However, when at last he recognised him whom he had carried in his arms forty years earlier, he burst into tears of joy, dropped his lantern, and, stooping over the painter's hand, mumbled it with his lips, sobbing out:—

'O Signore! Signore! Leonardo mio!'—while the dog wagged his tail to please the old gardener, pretending that he clearly comprehended what was taking place. Gian Battista, the old man, explained that Ser Francesco was away at Marcigliano, where a monk of his acquaintance had promised a drug to cure him of the stomach-ache; he would not be home for two days. Leonardo determined, however, to wait for him; more especially because next day Boltraffio was to bring up Zoroastro from Florence.

The old man ushered the visitor into the house, and bade his grand-daughter, a pretty fair-haired girl of sixteen, to prepare supper. Leonardo declined anything but bread, home-grown wine, and iron-water from the spring on the property. Ser Francesco, though well-to-do, continued the hardy, simple style of living which had been a necessity to his forefathers, and his house was anything but luxurious.

Leonardo entered the familiar apartment, at once kitchen and parlour, where the few clumsy chairs, settles, and chests had become smooth and polished with age; a dresser carried heavy pewter dinner-plates, and medicinal herbs were hanging from the beams of the raftered ceiling. The walls were whitewashed, and quite bare; there was a brick floor, and an immense fireplace begrimed with soot.

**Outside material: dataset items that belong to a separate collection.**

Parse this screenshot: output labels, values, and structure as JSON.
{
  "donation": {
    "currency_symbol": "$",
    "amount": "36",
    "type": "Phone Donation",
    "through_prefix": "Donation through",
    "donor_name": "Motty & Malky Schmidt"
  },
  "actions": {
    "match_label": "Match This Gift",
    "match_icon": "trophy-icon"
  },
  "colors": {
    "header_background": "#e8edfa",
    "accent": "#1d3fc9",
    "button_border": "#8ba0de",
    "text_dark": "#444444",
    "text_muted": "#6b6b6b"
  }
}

All this was as Leonardo remembered it, but there was one innovation; thick dull green glass had been inserted in the window-panes, formerly covered only with oiled cloth, causing twilight in the room on the brightest day. Upstairs, in the sleeping rooms, the windows were protected by wooden shutters, which did not fit close enough to keep out the cold.

The gardener made a fire of fragrant juniper and mountain heather, and lit a hanging earthenware lamp, in shape much like the lamps found in Etruscan tombs. In this remote corner of Tuscany the furniture, the customs, even the language had preserved traces of immemorial antiquity. While the young girl was preparing the supper of wine, bread, and a lettuce salad, Leonardo mounted to the upper rooms, where little had been changed since his last visit. He saw the same immense four-poster bed, in which his grandmother had sometimes permitted him to sleep, and which had now passed, with the other heirlooms, to his uncle Francesco. On the wall hung the well-remembered crucifix, the image of the Madonna, the shell for holy water, a bunch of dried grass, called nebbia, and a book of Latin prayers in cursive script, written on paper deeply yellowed by time.

Returning to the parlour, he sat in the chimney-corner, drank from a wooden cup with a pleasant scent of olive-wood, and remaining in the room alone, after Gian and his grand-daughter had gone to bed, abandoned himself to happy recollections.


II

He thought of his father, Ser Piero da Vinci, the notary of the Florentine Commune, a man of seventy, white-haired, but still vigorous, whom he had seen a few days ago at Florence, in his house in the Via Ghibellina. No one had ever loved life better than Ser Piero, with a love simple and unabashed. He had cherished a great tenderness for his first-born, but his legitimate sons, Antonio and Giuliano, fearing lest their father should alienate part of his patrimony in favour of the bastard, had done all in their power to induce bad blood between them.